Configuration MVBench Avg VideoRefer-D (MF) VideoRefer-Q (MF)
Full model (UFVideo) 67.3 3.61 77.9
w/o Temporal tasks Drop - -
w/o Pixel tasks - Drop Drop

Key Findings

  • UFVideo achieves SOTA on 9 public benchmarks, surpassing Qwen2-VL (67.0%) with 67.3% on MVBench.
  • Multi-granularity joint training yields significant mutual enhancement—it significantly outperforms the referring-only VideoRefer on referring tasks.
  • It also exceeds specialized segmentation models on video segmentation tasks (MeViS, Ref-YouTube-VOS, etc.).
  • The three cooperative tasks in UFVideo-Bench (PixRQA/PixHQA/PixTRQA) demonstrate the model's comprehensive ability to simultaneously output text, time, and masks.

Highlights & Insights

  • Unified special token design is a key trick: Using <Ref>, <Seg>, and <Temp> for task differentiation instead of independent modules is elegant and efficient, allowing a 7B model to cover 4+ video understanding tasks.
  • SAM2 decoder as a segmentation bridge: Directly generating masks with an LLM is impractical.

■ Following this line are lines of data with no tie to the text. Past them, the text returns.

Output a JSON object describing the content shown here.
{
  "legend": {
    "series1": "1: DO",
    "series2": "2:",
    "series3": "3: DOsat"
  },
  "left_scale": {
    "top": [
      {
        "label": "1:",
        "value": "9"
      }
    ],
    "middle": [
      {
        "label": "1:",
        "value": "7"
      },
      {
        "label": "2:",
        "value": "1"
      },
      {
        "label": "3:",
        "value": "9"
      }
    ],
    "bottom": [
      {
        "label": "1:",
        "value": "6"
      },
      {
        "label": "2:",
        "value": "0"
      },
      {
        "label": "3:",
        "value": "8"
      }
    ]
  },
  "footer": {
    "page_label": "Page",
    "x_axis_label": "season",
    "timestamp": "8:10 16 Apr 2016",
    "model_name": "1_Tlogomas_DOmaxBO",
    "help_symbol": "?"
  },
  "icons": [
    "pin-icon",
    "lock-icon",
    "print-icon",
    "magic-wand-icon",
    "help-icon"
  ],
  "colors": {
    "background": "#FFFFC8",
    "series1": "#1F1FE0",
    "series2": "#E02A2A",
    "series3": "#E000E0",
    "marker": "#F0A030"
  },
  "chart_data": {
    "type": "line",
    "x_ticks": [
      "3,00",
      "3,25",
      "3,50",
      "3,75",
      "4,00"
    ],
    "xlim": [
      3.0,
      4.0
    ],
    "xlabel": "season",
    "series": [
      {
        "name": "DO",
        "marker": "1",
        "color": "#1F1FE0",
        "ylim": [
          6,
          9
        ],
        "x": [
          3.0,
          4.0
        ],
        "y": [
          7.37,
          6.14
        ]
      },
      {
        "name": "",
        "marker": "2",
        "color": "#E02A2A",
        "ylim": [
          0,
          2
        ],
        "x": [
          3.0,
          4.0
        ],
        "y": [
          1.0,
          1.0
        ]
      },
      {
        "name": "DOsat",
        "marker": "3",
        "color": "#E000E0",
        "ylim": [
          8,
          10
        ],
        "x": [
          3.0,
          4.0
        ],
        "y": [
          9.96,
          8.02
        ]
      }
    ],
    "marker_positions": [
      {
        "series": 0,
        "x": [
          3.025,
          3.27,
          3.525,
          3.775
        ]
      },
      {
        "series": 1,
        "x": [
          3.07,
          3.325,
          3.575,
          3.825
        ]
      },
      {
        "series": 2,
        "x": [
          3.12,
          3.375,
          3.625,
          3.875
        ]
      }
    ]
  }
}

By extracting embeddings at <Seg> positions and feeding them into the SAM2 decoder, a mapping is cleverly established between language space and pixel space.
  • Relative temporal token design: Normalizing video duration to a fixed length before encoding allows the model to handle temporal grounding for varying video lengths and unifies it with text token generation.

Limitations & Future Work

  • Current performance on UFVideo-Bench suggests significant room for improvement in multi-granularity cooperation, especially for PixTRQA tasks requiring simultaneous temporal retrieval, segmentation, and QA.
  • Video frame count and resolution are limited by GPU memory, restricting performance on ultra-long videos.
  • Segmentation quality is bounded by the SAM2 decoder's upper limit.
  • Experiments were conducted only at the 7B scale; scaling laws have not been verified.
  • vs RGA3/UniPixel: These works unify pixel-level referring and segmentation but lack temporal understanding. UFVideo adds temporal granularity to achieve true three-granularity unification.
  • vs LLaVA-ST: LLaVA-ST handles spatial-temporal understanding but uses bounding boxes instead of masks, resulting in coarser granularity. Ours uses pixel-level masks for finer understanding.
  • vs VideoRefer: Ours is based on VideoRefer 7B but extends it with segmentation and temporal capabilities.

Rating

  • Novelty: ⭐⭐⭐⭐ First Video LLM to unify three granularities, though technical components combine existing methods.
  • Experimental Thoroughness: ⭐⭐⭐⭐⭐ Covers 9 public benchmarks + self-built benchmark with comprehensive comparisons.
  • Writing Quality: ⭐⭐⭐⭐ Clear structure, though notation systems are complex.
  • Value: ⭐⭐⭐⭐ Sets a direction for multi-granularity unified video understanding; UFVideo-Bench provides community value.